What to do With Worry
Consider this idea – worrying is the same as wishing for something but in a negative way. If you believe in the law of attraction, think what you are attracting by worrying about someone or something.
Dr. Edward Hallowell, psychiatrist and author of ‘Worry’, argues that whilst worry serves a purpose and when used wisely, leads to constructive action, toxic worry paralyzes you and can be harmful for your mental and physical health. He suggests that you should not worry alone because you are far more likely to find solutions when discussing your concerns with a friend and good human contact and a big hug does wonders. He also recommends finding out more information about the issue or make sure that your information is correct.
If you spend far too long worrying about others, try this simple exercise:
Think about what your worry looks like – what colours and textures would represent it. How heavy would it look and would it look hot or cold? Think of all the details and imagine if you were to paint a picture of your worry, what would the picture look like? Now create that picture in your imagination and give it a nice frame to finish it off, as if it was going to be displayed.
Now imagine giving the picture of worry to the person that you are worrying about. Would they like it? How would it make them feel? Is it really the sort of present you would want to give them? This is how you are holding them in your thoughts.
Use this as your opportunity to re-evaluate how you are thinking about this person and the energy you are expelling in the process.

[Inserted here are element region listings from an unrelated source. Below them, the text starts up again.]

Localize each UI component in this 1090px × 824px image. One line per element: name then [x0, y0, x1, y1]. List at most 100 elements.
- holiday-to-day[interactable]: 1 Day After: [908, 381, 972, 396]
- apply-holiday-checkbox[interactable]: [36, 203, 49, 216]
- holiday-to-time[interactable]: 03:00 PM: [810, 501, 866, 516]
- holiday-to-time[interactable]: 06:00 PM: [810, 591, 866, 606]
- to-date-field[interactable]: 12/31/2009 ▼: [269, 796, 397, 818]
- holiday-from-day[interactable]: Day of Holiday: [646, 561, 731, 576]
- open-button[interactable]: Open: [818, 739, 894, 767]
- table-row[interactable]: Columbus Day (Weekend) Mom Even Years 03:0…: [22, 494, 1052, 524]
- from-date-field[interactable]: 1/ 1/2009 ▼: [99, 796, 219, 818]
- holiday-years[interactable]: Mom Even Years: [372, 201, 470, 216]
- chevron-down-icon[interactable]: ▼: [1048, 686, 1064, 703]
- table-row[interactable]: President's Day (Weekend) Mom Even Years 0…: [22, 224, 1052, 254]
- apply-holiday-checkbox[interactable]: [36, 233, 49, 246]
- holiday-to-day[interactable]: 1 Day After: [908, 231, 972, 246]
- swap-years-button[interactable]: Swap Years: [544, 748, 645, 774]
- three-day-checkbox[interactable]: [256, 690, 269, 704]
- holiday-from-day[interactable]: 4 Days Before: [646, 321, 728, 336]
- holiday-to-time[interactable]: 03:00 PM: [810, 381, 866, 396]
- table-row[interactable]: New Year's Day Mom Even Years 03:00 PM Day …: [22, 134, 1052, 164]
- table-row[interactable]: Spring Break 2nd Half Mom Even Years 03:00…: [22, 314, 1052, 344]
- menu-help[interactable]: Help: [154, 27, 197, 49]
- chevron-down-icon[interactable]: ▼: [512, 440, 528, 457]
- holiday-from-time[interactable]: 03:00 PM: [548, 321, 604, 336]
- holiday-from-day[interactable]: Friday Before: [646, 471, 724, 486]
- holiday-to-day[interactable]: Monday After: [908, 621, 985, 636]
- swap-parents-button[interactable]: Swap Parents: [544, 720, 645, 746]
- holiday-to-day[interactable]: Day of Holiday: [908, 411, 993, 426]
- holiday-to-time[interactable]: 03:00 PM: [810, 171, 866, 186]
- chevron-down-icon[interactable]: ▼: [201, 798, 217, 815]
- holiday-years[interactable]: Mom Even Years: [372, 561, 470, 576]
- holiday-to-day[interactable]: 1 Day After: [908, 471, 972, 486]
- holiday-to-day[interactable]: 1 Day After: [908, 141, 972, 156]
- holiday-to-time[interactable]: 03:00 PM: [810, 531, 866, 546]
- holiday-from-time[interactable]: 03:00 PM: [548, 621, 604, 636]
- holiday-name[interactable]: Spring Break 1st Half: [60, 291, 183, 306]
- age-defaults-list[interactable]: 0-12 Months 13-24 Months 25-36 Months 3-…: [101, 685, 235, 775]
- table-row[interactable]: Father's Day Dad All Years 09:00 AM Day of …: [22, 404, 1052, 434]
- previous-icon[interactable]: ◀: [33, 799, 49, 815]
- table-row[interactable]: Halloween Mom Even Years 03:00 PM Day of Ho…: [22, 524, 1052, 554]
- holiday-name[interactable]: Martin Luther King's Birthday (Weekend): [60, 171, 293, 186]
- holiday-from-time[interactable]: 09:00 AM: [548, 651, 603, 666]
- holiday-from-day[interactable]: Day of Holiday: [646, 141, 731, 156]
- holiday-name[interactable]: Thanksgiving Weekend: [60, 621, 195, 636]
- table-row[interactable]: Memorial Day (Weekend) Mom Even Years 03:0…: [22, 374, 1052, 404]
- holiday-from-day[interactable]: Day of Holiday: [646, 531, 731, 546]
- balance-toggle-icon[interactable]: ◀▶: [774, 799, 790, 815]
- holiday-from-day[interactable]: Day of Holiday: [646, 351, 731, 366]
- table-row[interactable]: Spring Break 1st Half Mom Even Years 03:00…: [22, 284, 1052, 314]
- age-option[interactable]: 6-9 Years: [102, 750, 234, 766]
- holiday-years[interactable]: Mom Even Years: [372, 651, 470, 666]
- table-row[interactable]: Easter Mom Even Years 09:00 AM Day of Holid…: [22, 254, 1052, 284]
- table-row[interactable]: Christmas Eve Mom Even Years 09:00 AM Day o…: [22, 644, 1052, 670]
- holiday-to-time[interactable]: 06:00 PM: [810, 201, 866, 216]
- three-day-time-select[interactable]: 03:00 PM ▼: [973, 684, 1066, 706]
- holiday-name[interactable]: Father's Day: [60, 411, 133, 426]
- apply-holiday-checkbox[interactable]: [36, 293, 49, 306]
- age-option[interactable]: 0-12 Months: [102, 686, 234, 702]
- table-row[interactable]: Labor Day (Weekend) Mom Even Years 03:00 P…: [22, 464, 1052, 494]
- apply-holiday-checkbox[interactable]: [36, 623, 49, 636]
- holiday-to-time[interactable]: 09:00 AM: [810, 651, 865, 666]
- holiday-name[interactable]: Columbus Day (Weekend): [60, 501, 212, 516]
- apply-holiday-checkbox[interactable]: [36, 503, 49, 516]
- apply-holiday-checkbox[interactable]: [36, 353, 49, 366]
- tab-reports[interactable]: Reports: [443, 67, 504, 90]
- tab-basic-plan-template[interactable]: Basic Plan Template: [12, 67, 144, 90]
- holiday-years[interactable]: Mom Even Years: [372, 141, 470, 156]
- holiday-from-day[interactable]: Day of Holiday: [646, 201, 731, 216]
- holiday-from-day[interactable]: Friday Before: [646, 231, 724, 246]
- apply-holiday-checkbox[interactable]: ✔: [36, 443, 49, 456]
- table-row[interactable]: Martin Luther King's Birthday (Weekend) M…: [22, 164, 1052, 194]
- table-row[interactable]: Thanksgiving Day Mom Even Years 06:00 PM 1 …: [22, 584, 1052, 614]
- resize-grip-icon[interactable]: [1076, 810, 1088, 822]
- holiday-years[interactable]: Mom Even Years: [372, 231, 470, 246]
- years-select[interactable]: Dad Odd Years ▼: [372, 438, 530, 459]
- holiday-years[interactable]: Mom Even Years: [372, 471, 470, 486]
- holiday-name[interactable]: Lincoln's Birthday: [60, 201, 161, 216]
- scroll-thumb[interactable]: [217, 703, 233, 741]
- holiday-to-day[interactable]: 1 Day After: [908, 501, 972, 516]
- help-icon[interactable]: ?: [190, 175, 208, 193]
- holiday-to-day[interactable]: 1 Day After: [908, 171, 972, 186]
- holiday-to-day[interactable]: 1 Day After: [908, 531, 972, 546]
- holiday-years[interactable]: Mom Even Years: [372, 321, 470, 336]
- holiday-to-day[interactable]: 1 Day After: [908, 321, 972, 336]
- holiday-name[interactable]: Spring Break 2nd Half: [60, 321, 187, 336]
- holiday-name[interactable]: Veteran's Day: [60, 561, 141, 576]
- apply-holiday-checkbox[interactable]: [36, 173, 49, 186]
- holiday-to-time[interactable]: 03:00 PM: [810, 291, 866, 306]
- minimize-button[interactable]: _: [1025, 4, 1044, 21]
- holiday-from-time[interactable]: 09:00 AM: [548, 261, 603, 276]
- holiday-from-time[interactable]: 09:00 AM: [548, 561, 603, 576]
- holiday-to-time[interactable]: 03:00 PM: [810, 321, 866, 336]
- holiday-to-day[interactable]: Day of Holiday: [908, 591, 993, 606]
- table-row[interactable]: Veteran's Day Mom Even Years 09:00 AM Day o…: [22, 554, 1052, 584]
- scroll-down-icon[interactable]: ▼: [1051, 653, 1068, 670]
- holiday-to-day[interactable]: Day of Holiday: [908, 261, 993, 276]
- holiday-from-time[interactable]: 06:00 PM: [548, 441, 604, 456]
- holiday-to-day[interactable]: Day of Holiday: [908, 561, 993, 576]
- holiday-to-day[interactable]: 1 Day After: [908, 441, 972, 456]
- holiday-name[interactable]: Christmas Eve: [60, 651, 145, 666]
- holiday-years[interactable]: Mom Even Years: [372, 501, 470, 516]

Now think what the ideal paining of how you feel about them and one that you would love to present them with would look like. What colours, textures and other qualities would it have? Now imagine this new picture in a lovely frame and you giving it to that person. How would they feel about this painting as a gift instead?
Anytime you think of this person, bring this new masterpiece to mind.
The Apache have a custom which is to hang a basket outside their home and visitors to the house are to place their burdens in the basket before entering their home. The saying ‘leave your burdens at the door’ originated with these worry baskets.
This is another good way to deal with your worries – it is not just about bringing worries to others but also to yourself. Get yourself a basket or box, write down your worries and put them into it. They are still your issues but by putting them in the basket or box, you won’t be projecting them onto others and will have the opportunity to review them objectively. You could even have a little ceremony to shred or bury them as a symbolic way of letting them go.